As I mentioned in gitter, we mostly use ones which are tied to our internal security infrastructure. They create a single context and reuse it, because the parameters are known ahead of time. We also have one which precreates (some) contexts and then chooses the appropriate one based on the situation. I believe you would want something similar. I'm talking to the team now about seeing if we can/should open source that.
Hey @spockz, yesterday I moved our ExternalClientEngineFactory into OSS Finagle. It's here. I recommend taking a look at it, and perhaps using it in your tests to see if it exhibits the behavior that you're expecting. If so, we can talk about how to write one that completely suits your use case.

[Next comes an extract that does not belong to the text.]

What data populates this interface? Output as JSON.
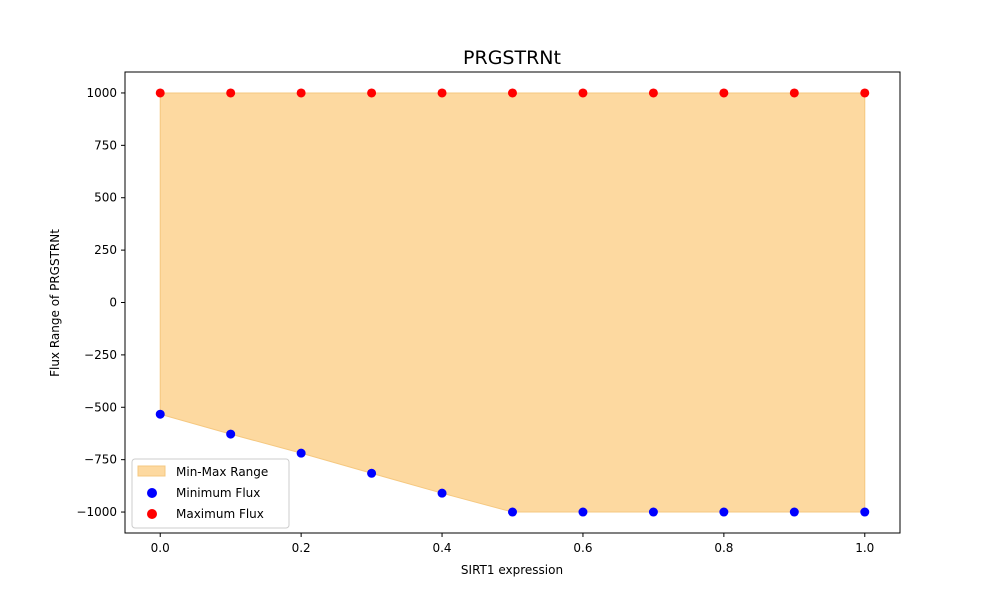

Thank you for the example @ryanoneill. Caching the netty SslContext indeed does make more sense as the context creates the engine. Based on the input I create my own ExternalContextClientEngineFactory which gets a preconstructed netty SslContext passed in. I also configured the client with the SslContextClientEngineFactoryClient that takes a javax SSLContext. The results are astonishing to me. The SslContextClientEngineFactory is ±2.5x faster than the netty based client engine factory. Moreover, when making many connections the SslContextClientEngineFactory is 10x faster per connection, indicating re-use. The ExternalContextClientEngineFactory is as slow as the standard Netty4 based one.
[info] Benchmark Mode Cnt Score Error Units
[info] SslConnectionPerformanceBench.externalSslContextClientEngineFactoryClient thrpt 10 ≈ 10⁻⁷ ops/ns
[info] SslConnectionPerformanceBench.netty4ClientEngineFactoryClient thrpt 10 ≈ 10⁻⁷ ops/ns
[info] SslConnectionPerformanceBench.sslContextClientEngineFactoryClient thrpt 10 ≈ 10⁻⁶ ops/ns
[info] SslConnectionPerformanceBench.externalSslContextClientEngineFactoryClient avgt 10 14935413.067 ± 607647.575 ns/op
[info] SslConnectionPerformanceBench.netty4ClientEngineFactoryClient avgt 10 14478829.727 ± 1718539.667 ns/op
[info] SslConnectionPerformanceBench.sslContextClientEngineFactoryClient avgt 10 1259970.414 ± 163441.278 ns/op
[info] SslConnectionPerformanceBench.externalSslContextClientEngineFactoryClient ss 10 23296255.900 ± 2266746.677 ns/op
[info] SslConnectionPerformanceBench.netty4ClientEngineFactoryClient ss 10 23388622.700 ± 1750611.302 ns/op
[info] SslConnectionPerformanceBench.sslContextClientEngineFactoryClient ss 10 8867196.300 ± 2869120.745 ns/op
Do you have any explanations for this? I had to copy some finagle private classes btw.
We provide the Netty4ClientEngineFactory and Netty4ServerEngineFactory as the defaults because they're the safest in terms of correctness, but they aren't the best in terms of performance.
Can you share a bit more on why it is more "correct" and "safe" to use a context per connection instead of re-using it? Is it because settings might have been changed on either side since the last connection was established?